There are no secondary schools in Morven. School Bus Route S280 conveys students from Year 7 to Year 12 to Charleville State High School in Charleville to the west.

== Transport ==
Morven Aerodrome has an unsealed runway of red loam, 1725 x 45 m. It is operated by Murweh Shire Council.

Morven is situated at the junction of the Warrego Highway to Charleville and the Landsborough Highway to Augathella.

Morven is a timetabled stop for the Intercity Bus Services operated by Greyhound Australia:

- Gx493 Brisbane to Mount Isa
- Gx494 Mount Isa to Brisbane
- Gx495 Brisbane to Charleville
- Gx496 Charleville to Brisbane

Morven Railway Station serves the town of Morven. It is used by the twice-weekly Westlander passenger train.
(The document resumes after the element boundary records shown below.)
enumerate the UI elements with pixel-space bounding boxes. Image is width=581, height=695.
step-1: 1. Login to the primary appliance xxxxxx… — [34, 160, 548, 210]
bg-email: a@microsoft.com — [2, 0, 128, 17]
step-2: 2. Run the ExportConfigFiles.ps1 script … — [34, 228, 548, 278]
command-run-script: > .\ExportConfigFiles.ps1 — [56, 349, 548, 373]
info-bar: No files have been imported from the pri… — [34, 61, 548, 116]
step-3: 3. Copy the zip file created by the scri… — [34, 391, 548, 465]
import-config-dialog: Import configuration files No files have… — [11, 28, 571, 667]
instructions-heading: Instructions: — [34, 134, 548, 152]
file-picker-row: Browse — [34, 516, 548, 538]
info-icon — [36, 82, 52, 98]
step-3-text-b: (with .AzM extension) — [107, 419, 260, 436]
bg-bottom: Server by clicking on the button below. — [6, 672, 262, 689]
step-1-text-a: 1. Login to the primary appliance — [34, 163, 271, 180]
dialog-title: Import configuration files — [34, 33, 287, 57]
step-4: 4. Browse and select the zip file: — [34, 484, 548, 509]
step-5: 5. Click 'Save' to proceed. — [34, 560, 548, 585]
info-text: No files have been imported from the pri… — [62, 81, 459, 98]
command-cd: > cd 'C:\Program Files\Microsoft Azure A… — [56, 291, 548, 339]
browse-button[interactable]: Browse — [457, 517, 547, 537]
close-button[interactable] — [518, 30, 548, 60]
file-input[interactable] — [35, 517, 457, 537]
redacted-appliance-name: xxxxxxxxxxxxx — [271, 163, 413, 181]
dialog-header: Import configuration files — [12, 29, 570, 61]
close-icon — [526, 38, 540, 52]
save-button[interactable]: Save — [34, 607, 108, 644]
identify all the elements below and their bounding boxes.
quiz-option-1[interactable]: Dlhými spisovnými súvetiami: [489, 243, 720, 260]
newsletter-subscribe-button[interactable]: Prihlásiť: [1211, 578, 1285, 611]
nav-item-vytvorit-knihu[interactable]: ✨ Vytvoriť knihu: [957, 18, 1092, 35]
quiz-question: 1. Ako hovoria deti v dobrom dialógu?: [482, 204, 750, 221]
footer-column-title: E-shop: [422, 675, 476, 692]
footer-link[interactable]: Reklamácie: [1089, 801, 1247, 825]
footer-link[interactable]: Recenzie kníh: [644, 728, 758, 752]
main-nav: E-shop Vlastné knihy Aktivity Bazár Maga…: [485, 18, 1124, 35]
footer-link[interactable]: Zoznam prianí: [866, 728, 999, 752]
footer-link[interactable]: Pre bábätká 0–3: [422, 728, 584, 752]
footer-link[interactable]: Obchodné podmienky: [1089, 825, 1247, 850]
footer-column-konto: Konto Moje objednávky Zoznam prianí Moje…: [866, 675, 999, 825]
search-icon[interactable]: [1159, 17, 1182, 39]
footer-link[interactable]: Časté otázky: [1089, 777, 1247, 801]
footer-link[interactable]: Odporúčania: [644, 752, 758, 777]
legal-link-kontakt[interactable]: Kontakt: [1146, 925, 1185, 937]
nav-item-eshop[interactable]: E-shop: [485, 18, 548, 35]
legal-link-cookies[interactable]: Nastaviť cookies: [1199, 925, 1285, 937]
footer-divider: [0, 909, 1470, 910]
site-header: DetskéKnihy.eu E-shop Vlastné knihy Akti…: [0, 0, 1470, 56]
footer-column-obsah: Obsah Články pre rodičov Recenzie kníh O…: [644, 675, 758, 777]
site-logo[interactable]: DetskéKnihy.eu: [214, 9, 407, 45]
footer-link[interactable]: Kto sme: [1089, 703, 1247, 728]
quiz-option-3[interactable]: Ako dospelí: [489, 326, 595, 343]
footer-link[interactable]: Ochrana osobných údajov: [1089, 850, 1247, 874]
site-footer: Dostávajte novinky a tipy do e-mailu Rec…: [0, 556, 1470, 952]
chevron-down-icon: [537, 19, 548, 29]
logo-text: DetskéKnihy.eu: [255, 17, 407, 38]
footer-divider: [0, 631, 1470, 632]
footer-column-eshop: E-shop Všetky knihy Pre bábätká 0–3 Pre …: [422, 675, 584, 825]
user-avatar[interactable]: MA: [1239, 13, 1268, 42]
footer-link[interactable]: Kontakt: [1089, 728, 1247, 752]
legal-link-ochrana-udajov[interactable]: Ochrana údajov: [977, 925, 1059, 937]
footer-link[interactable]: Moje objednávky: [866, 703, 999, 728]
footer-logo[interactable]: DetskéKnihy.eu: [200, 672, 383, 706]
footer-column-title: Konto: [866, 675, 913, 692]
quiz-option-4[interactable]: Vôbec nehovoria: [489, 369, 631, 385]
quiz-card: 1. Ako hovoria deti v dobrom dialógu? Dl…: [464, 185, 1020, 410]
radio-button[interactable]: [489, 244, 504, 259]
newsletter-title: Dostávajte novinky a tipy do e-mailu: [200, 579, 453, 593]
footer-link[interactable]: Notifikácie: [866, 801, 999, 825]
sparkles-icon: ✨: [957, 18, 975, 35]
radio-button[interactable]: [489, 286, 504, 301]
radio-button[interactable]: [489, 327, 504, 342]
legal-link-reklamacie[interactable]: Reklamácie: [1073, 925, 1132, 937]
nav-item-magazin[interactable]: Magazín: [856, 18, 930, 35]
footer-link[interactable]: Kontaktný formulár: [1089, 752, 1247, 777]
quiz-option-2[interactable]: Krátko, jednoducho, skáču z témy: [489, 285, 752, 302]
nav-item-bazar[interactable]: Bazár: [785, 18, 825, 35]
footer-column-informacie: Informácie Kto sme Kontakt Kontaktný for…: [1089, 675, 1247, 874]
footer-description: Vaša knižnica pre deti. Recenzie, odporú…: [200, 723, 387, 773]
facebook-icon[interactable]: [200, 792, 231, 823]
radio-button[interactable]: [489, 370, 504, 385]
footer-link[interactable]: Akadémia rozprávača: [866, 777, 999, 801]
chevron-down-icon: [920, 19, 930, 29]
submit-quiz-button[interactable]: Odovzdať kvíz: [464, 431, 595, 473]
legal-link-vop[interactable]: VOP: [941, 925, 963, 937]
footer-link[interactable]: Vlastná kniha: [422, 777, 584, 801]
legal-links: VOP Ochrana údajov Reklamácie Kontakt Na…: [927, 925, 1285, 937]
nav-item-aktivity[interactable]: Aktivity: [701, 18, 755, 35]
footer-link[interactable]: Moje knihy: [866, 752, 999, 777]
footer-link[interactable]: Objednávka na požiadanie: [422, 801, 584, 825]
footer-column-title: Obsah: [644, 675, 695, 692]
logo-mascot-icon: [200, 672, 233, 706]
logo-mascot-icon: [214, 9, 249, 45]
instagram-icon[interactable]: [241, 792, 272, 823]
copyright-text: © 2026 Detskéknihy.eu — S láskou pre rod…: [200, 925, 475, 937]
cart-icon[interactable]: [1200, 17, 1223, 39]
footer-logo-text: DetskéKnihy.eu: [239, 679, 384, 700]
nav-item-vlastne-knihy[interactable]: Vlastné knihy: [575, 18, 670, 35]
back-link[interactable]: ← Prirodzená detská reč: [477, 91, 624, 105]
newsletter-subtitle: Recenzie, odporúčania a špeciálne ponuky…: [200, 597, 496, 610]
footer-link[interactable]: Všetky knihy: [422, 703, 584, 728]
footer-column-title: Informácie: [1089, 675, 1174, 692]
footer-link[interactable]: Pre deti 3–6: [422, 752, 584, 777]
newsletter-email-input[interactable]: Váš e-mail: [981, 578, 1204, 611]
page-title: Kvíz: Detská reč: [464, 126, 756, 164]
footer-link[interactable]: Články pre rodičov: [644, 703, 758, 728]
- The Westbound service (3S86) from Brisbane Roma Street to Charleville stops at Morven Wednesdays and Fridays at 9:55 am.
- The Eastbound service (3987) from Charleville to Brisbane Roma Street stops at Morven Wednesdays and Fridays at 7:55 pm.

== Amenities ==
The Murweh Shire Council operates a public library in Morven on the Warrego Highway.

The Morven branch of the Queensland Country Women's Association has its rooms in Roma Street.

All Souls Anglican Church is in Eurella Street and holds services on the 3rd Sunday of every month.

Sacred Heart Catholic Church is in Eurella Street. No regular services are held at this church.

The Sadlier's Waterhole Hotel is on the Warrego Highway on the site of the Morven Hotel/Motel (which was destroyed by fire in 2016).

== Facilities ==
- Morven Police Station
- Morven Fire Station
- Morven SES Facility
- Morven Community Health Clinic
- Morven Ambulance Station
- Morven Cemetery

== Attractions ==
Morven Historical Museum is at 53 Albert Street.

== Media ==
the Australian Broadcasting Corporation and its sister channels ABC Kids/ABC Family, ABC Entertains and ABC News transmits to Morven through its relay station, ABMNQ, situated at 26°30′20″S 147°8′4″E (Morven–Nebine Road) and it also transmits ABC Radio National to Morven on 107.5 FM.

Radio 4VL (part of the Resonate Radio Network) transmits to Morven on 105.9 FM.

The Seven Network and its sister channels, 7two and 7mate transmit to Morven through its regional area affiliate, ITQ.

The Nine Network and its sister channels 9Gem and 9Go! transmit to Morven through its regional area affiliate, Imparja.

Network 10 and its sister channels 10 Drama and 10 Comedy transmit to Morven through its regional area affiliate, CDT.

The Special Broadcasting Service and its sister channels SBS2, SBS World Movies and SBS Food also transmit to Morven.